Why Your Data Model Isn’t Wrong — It’s Just Solving the Wrong Problem

Most data models fail not because they are wrong, but because they are asked to solve the wrong problem. Learn how separating raw, relational, and curated layers can restore trust in KPIs and make decisions faster.

TECH TOOLS

Alexander Pau

1/18/20265 min read

I used to think I was bad at naming things.

Whenever someone asked what data architecture I used, I hesitated. Dimensional? Layered? Analytics engineering? Something else?

The truth was simpler. I did not know the names. I just built what the business needed to survive.

Only later did I realize I had been using versions of patterns people now call Medallion architecture, staging layers, semantic models, and curated marts. Not because I followed a framework, but because everything else broke once the organization grew.

That is the part most blog posts skip.

Data models do not fail because they are wrong.
They fail because teams ask them to solve problems they were never designed for.

The Real Mistake Most Teams Make

Most data arguments sound technical.

Should we normalize or denormalize?
Should metrics live in SQL or the BI tool?
Should we use star schemas or wide tables?

Those questions show up late.

The real mistake happens when teams collapse too many responsibilities into one model.

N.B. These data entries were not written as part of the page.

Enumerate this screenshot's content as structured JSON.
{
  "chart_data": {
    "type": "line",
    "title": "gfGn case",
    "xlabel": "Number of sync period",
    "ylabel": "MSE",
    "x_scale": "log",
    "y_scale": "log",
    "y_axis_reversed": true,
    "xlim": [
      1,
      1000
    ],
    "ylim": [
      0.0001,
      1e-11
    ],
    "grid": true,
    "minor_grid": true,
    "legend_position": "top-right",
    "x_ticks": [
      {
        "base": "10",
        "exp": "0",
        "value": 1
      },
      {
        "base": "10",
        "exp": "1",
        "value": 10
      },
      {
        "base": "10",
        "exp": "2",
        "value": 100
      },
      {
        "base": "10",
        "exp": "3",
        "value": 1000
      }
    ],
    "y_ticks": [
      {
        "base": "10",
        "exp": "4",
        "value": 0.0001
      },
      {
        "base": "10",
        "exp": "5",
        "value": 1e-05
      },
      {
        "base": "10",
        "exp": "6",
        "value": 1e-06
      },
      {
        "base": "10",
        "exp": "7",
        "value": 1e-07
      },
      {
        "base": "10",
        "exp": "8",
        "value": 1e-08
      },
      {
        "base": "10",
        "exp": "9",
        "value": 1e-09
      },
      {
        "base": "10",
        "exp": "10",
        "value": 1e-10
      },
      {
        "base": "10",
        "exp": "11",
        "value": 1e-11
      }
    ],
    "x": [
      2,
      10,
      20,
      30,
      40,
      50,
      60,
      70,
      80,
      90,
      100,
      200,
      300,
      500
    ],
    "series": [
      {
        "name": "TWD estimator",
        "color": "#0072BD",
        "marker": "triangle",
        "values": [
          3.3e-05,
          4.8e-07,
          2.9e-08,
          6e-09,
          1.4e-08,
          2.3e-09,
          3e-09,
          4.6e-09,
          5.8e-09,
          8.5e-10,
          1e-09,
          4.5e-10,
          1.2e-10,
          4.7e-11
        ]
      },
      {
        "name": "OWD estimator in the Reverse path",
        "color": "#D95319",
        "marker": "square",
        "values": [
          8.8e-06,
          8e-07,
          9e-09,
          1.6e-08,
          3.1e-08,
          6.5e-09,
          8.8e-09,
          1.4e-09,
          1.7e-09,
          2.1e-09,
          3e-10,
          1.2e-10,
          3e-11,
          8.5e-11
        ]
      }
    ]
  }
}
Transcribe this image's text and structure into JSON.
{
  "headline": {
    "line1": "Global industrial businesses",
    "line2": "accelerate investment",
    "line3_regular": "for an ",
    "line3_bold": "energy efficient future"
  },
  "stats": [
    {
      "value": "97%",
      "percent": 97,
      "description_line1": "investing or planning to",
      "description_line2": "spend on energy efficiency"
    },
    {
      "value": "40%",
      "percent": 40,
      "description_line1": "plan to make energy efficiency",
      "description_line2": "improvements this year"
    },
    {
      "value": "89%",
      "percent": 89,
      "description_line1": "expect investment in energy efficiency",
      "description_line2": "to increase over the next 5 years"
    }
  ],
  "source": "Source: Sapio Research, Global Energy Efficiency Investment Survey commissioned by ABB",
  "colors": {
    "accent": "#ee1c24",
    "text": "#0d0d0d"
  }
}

They want a single dataset that can:

Act as an audit trail
Support exploration
Power executive dashboards
Answer ad hoc questions on the fly

That is not ambition. That is overload.

A data model can do one of those things extremely well. Maybe two. Never all four.

A Real Example: When No One Could Find the Truth

I ran into this while working with a client where everyone believed they had the right number.

Sales pulled metrics from the CRM.
Marketing trusted their analytics tool.
Finance relied on spreadsheets built from exports.
Product leaned on event data.

Same KPI. Different systems. Different answers.

Nothing looked obviously broken.
Pipelines were running. Dashboards refreshed on time. The data was recent.

But every leadership conversation stalled in the same place.

When someone asked, “Why did this KPI change?” the discussion immediately shifted from interpretation to definition.

Before anyone could talk about performance, we had to agree on which number we were even discussing.

As we tried to trace the metric backward, a pattern started to show up.

There was no shared starting point.
No dataset everyone trusted as the baseline.
No clear path from source to dashboard.

Logic lived in too many places.
Some filters existed only inside dashboards.
Some joins lived in one-off SQL.
Business rules were mostly tribal knowledge.

So when the KPI moved, the response was rarely an explanation.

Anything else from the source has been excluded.